Hiermee haalt u de beveiligingsdescriptor op voor een resource, zoals een bestand of registersleutel.

Syntax

Get-Acl
   [[-Path] <String[]>]
   [-Audit]
   [-Filter <String>]
   [-Include <String[]>]
   [-Exclude <String[]>]
   [<CommonParameters>]
Get-Acl
   -InputObject <PSObject>
   [-Audit]
   [-Filter <String>]
   [-Include <String[]>]
   [-Exclude <String[]>]
   [<CommonParameters>]
Get-Acl
   [-LiteralPath <String[]>]
   [-Audit]
   [-Filter <String>]
   [-Include <String[]>]
   [-Exclude <String[]>]
   [<CommonParameters>]

Description

Deze cmdlet is alleen beschikbaar op het Windows-platform.

De Get-Acl cmdlet haalt objecten op die de beveiligingsdescriptor van een bestand of resource vertegenwoordigen.
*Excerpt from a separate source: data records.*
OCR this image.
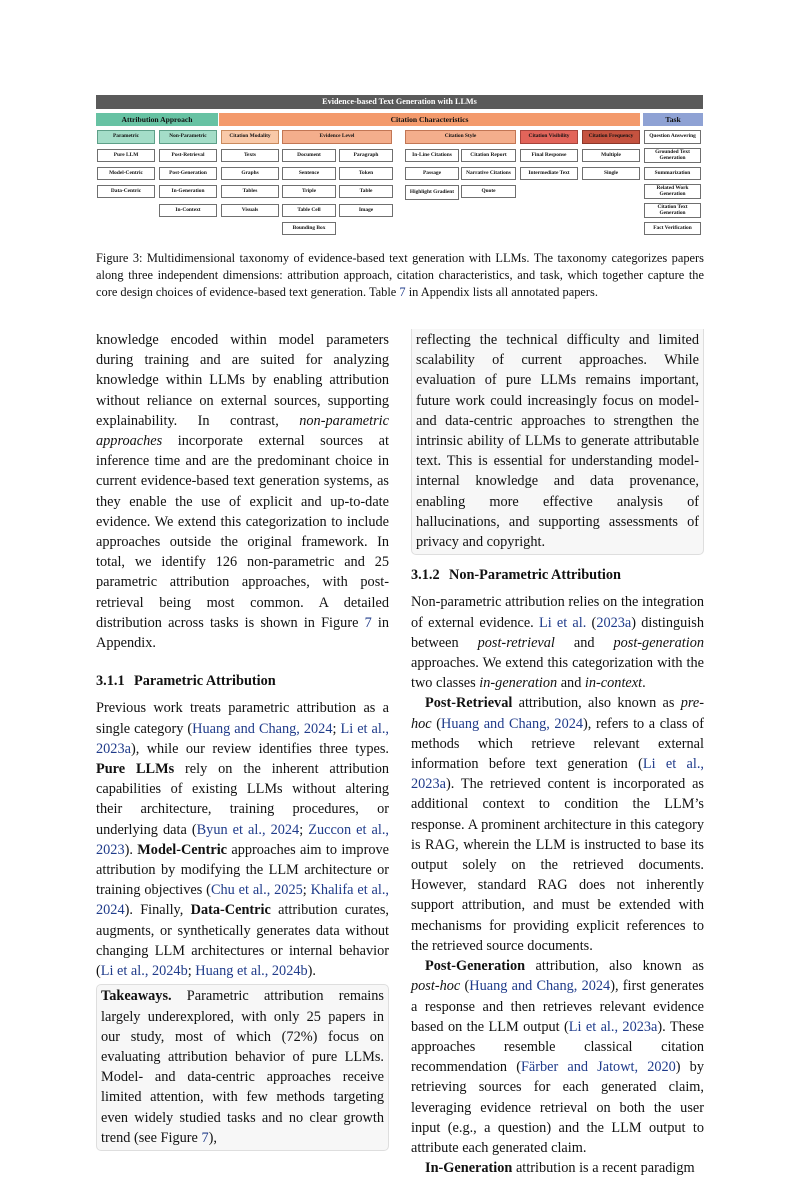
Evidence-based Text Generation with LLMs
Attribution Approach	Citation Characteristics	Task
Parametric	Non-Parametric	Citation Modality	Evidence Level	Citation Style	Citation Visibility	Citation Frequency	Question Answering
Pure LLM
Model-Centric
Data-Centric
Post-Retrieval
Post-Generation
In-Generation
In-Context
Texts
Graphs
Tables
Visuals
Document	Paragraph
Sentence	Token
Triple	Table
Table Cell	Image
Bounding Box
In-Line Citations	Citation Report
Passage	Narrative Citations
Highlight Gradient	Quote
Final Response
Intermediate Text
Multiple
Single
Grounded Text Generation
Summarization
Related Work Generation
Citation Text Generation
Fact Verification
Figure 3: Multidimensional taxonomy of evidence-based text generation with LLMs. The taxonomy categorizes papers along three independent dimensions: attribution approach, citation characteristics, and task, which together capture the core design choices of evidence-based text generation. Table 7 in Appendix lists all annotated papers.

knowledge encoded within model parameters during training and are suited for analyzing knowledge within LLMs by enabling attribution without reliance on external sources, supporting explainability. In contrast, non-parametric approaches incorporate external sources at inference time and are the predominant choice in current evidence-based text generation systems, as they enable the use of explicit and up-to-date evidence. We extend this categorization to include approaches outside the original framework. In total, we identify 126 non-parametric and 25 parametric attribution approaches, with post-retrieval being most common. A detailed distribution across tasks is shown in Figure 7 in Appendix.

3.1.1 Parametric Attribution

Previous work treats parametric attribution as a single category (Huang and Chang, 2024; Li et al., 2023a), while our review identifies three types. Pure LLMs rely on the inherent attribution capabilities of existing LLMs without altering their architecture, training procedures, or underlying data (Byun et al., 2024; Zuccon et al., 2023). Model-Centric approaches aim to improve attribution by modifying the LLM architecture or training objectives (Chu et al., 2025; Khalifa et al., 2024). Finally, Data-Centric attribution curates, augments, or synthetically generates data without changing LLM architectures or internal behavior (Li et al., 2024b; Huang et al., 2024b).

Takeaways. Parametric attribution remains largely underexplored, with only 25 papers in our study, most of which (72%) focus on evaluating attribution behavior of pure LLMs. Model- and data-centric approaches receive limited attention, with few methods targeting even widely studied tasks and no clear growth trend (see Figure 7),
reflecting the technical difficulty and limited scalability of current approaches. While evaluation of pure LLMs remains important, future work could increasingly focus on model- and data-centric approaches to strengthen the intrinsic ability of LLMs to generate attributable text. This is essential for understanding model-internal knowledge and data provenance, enabling more effective analysis of hallucinations, and supporting assessments of privacy and copyright.

3.1.2 Non-Parametric Attribution

Non-parametric attribution relies on the integration of external evidence. Li et al. (2023a) distinguish between post-retrieval and post-generation approaches. We extend this categorization with the two classes in-generation and in-context.

Post-Retrieval attribution, also known as pre-hoc (Huang and Chang, 2024), refers to a class of methods which retrieve relevant external information before text generation (Li et al., 2023a). The retrieved content is incorporated as additional context to condition the LLM’s response. A prominent architecture in this category is RAG, wherein the LLM is instructed to base its output solely on the retrieved documents. However, standard RAG does not inherently support attribution, and must be extended with mechanisms for providing explicit references to the retrieved source documents.

Post-Generation attribution, also known as post-hoc (Huang and Chang, 2024), first generates a response and then retrieves relevant evidence based on the LLM output (Li et al., 2023a). These approaches resemble classical citation recommendation (Färber and Jatowt, 2020) by retrieving sources for each generated claim, leveraging evidence retrieval on both the user input (e.g., a question) and the LLM output to attribute each generated claim.

In-Generation attribution is a recent paradigm
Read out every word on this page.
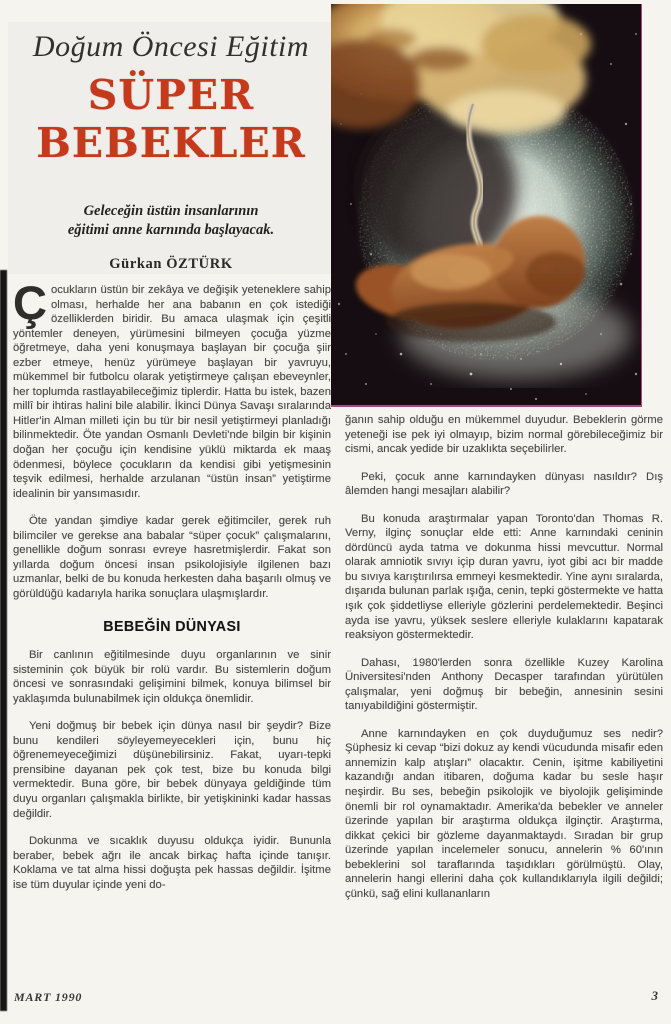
Doğum Öncesi Eğitim
SÜPER
BEBEKLER
Geleceğin üstün insanlarının
eğitimi anne karnında başlayacak.
Gürkan ÖZTÜRK

Çocukların üstün bir zekâya ve değişik yeteneklere sahip olması, herhalde her ana babanın en çok istediği özelliklerden biridir. Bu amaca ulaşmak için çeşitli yöntemler deneyen, yürümesini bilmeyen çocuğa yüzme öğretmeye, daha yeni konuşmaya başlayan bir çocuğa şiir ezber etmeye, henüz yürümeye başlayan bir yavruyu, mükemmel bir futbolcu olarak yetiştirmeye çalışan ebeveynler, her toplumda rastlayabileceğimiz tiplerdir. Hatta bu istek, bazen millî bir ihtiras halini bile alabilir. İkinci Dünya Savaşı sıralarında Hitler'in Alman milleti için bu tür bir nesil yetiştirmeyi planladığı bilinmektedir. Öte yandan Osmanlı Devleti'nde bilgin bir kişinin doğan her çocuğu için kendisine yüklü miktarda ek maaş ödenmesi, böylece çocukların da kendisi gibi yetişmesinin teşvik edilmesi, herhalde arzulanan “üstün insan” yetiştirme idealinin bir yansımasıdır.

Öte yandan şimdiye kadar gerek eğitimciler, gerek ruh bilimciler ve gerekse ana babalar “süper çocuk” çalışmalarını, genellikle doğum sonrası evreye hasretmişlerdir. Fakat son yıllarda doğum öncesi insan psikolojisiyle ilgilenen bazı uzmanlar, belki de bu konuda herkesten daha başarılı olmuş ve görüldüğü kadarıyla harika sonuçlara ulaşmışlardır.

BEBEĞİN DÜNYASI

Bir canlının eğitilmesinde duyu organlarının ve sinir sisteminin çok büyük bir rolü vardır. Bu sistemlerin doğum öncesi ve sonrasındaki gelişimini bilmek, konuya bilimsel bir yaklaşımda bulunabilmek için oldukça önemlidir.

Yeni doğmuş bir bebek için dünya nasıl bir şeydir? Bize bunu kendileri söyleyemeyecekleri için, bunu hiç öğrenemeyeceğimizi düşünebilirsiniz. Fakat, uyarı-tepki prensibine dayanan pek çok test, bize bu konuda bilgi vermektedir. Buna göre, bir bebek dünyaya geldiğinde tüm duyu organları çalışmakla birlikte, bir yetişkininki kadar hassas değildir.

Dokunma ve sıcaklık duyusu oldukça iyidir. Bununla beraber, bebek ağrı ile ancak birkaç hafta içinde tanışır. Koklama ve tat alma hissi doğuşta pek hassas değildir. İşitme ise tüm duyular içinde yeni do-

ğanın sahip olduğu en mükemmel duyudur. Bebeklerin görme yeteneği ise pek iyi olmayıp, bizim normal görebileceğimiz bir cismi, ancak yedide bir uzaklıkta seçebilirler.

Peki, çocuk anne karnındayken dünyası nasıldır? Dış âlemden hangi mesajları alabilir?

Bu konuda araştırmalar yapan Toronto'dan Thomas R. Verny, ilginç sonuçlar elde etti: Anne karnındaki ceninin dördüncü ayda tatma ve dokunma hissi mevcuttur. Normal olarak amniotik sıvıyı içip duran yavru, iyot gibi acı bir madde bu sıvıya karıştırılırsa emmeyi kesmektedir. Yine aynı sıralarda, dışarıda bulunan parlak ışığa, cenin, tepki göstermekte ve hatta ışık çok şiddetliyse elleriyle gözlerini perdelemektedir. Beşinci ayda ise yavru, yüksek seslere elleriyle kulaklarını kapatarak reaksiyon göstermektedir.

Dahası, 1980'lerden sonra özellikle Kuzey Karolina Üniversitesi'nden Anthony Decasper tarafından yürütülen çalışmalar, yeni doğmuş bir bebeğin, annesinin sesini tanıyabildiğini göstermiştir.

Anne karnındayken en çok duyduğumuz ses nedir? Şüphesiz ki cevap “bizi dokuz ay kendi vücudunda misafir eden annemizin kalp atışları” olacaktır. Cenin, işitme kabiliyetini kazandığı andan itibaren, doğuma kadar bu sesle haşır neşirdir. Bu ses, bebeğin psikolojik ve biyolojik gelişiminde önemli bir rol oynamaktadır. Amerika'da bebekler ve anneler üzerinde yapılan bir araştırma oldukça ilginçtir. Araştırma, dikkat çekici bir gözleme dayanmaktaydı. Sıradan bir grup üzerinde yapılan incelemeler sonucu, annelerin % 60'ının bebeklerini sol taraflarında taşıdıkları görülmüştü. Olay, annelerin hangi ellerini daha çok kullandıklarıyla ilgili değildi; çünkü, sağ elini kullananların

MART 1990	3
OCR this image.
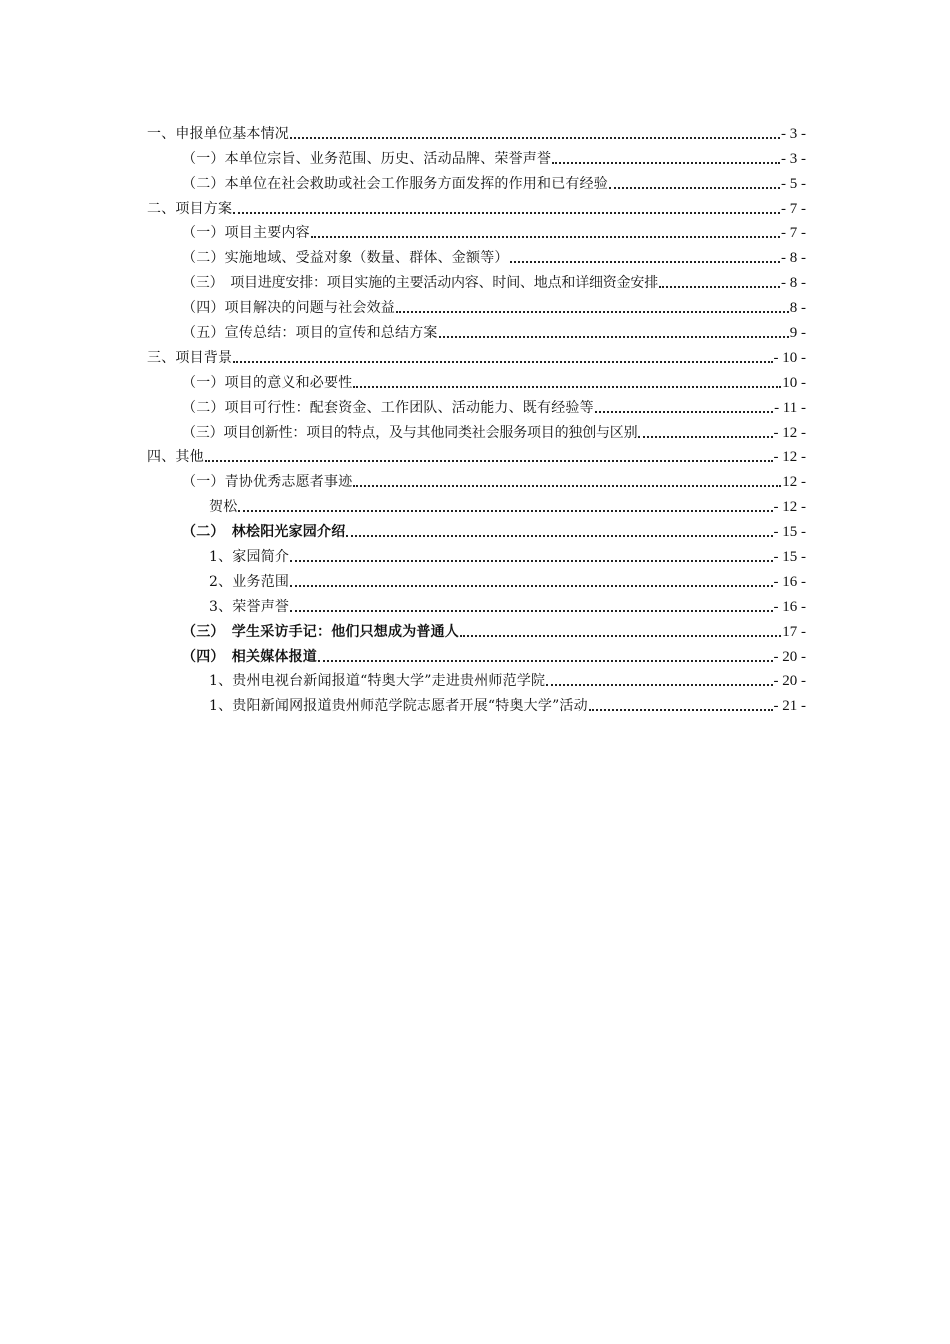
一、申报单位基本情况	- 3 -
（一）本单位宗旨、业务范围、历史、活动品牌、荣誉声誉	- 3 -
（二）本单位在社会救助或社会工作服务方面发挥的作用和已有经验	- 5 -
二、项目方案	- 7 -
（一）项目主要内容	- 7 -
（二）实施地域、受益对象（数量、群体、金额等）	- 8 -
（三）　项目进度安排：项目实施的主要活动内容、时间、地点和详细资金安排	- 8 -
（四）项目解决的问题与社会效益	8 -
（五）宣传总结：项目的宣传和总结方案	9 -
三、项目背景	- 10 -
（一）项目的意义和必要性	10 -
（二）项目可行性：配套资金、工作团队、活动能力、既有经验等	- 11 -
（三）项目创新性：项目的特点，及与其他同类社会服务项目的独创与区别	- 12 -
四、其他	- 12 -
（一）青协优秀志愿者事迹	12 -
贺松	- 12 -
（二）　林桧阳光家园介绍	- 15 -
1、家园简介	- 15 -
2、业务范围	- 16 -
3、荣誉声誉	- 16 -
（三）　学生采访手记：他们只想成为普通人	17 -
（四）　相关媒体报道	- 20 -
1、贵州电视台新闻报道“特奥大学”走进贵州师范学院	- 20 -
1、贵阳新闻网报道贵州师范学院志愿者开展“特奥大学”活动	- 21 -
De security descriptor bevat de toegangsbeheerlijsten (ACL's) van de resource. De ACL geeft de machtigingen op die gebruikers en gebruikersgroepen hebben voor toegang tot de resource.

Vanaf Windows PowerShell 3.0 kunt u de parameter InputObject van Get-Acl gebruiken om de beveiligingsdescriptor op te halen van objecten die geen pad hebben.

Voorbeelden

Voorbeeld 1: Een ACL ophalen voor een map

In dit voorbeeld wordt de security descriptor van de C:\Windows map ophaalt.

Get-Acl C:\Windows

Voorbeeld 2: een ACL ophalen voor een map met behulp van jokertekens

In dit voorbeeld worden het PowerShell-pad en de SDDL voor alle bestanden in de map waarvan de .logC:\Windows namen beginnen met sophalen.

Get-Acl C:\Windows\s*.log | Format-List -Property PSPath, Sddl

De opdracht gebruikt de Get-Acl cmdlet om objecten op te halen die de beveiligingsdescriptors van elk logboekbestand vertegenwoordigen. Er wordt een pijplijnoperator (|) gebruikt om de resultaten naar de Format-List cmdlet te verzenden. De opdracht gebruikt de eigenschap parameter van Format-List om alleen de PsPath - en SDDL-eigenschappen van elk security descriptor-object weer te geven.

Lijsten worden vaak gebruikt in PowerShell, omdat lange waarden in tabellen worden afgekapt.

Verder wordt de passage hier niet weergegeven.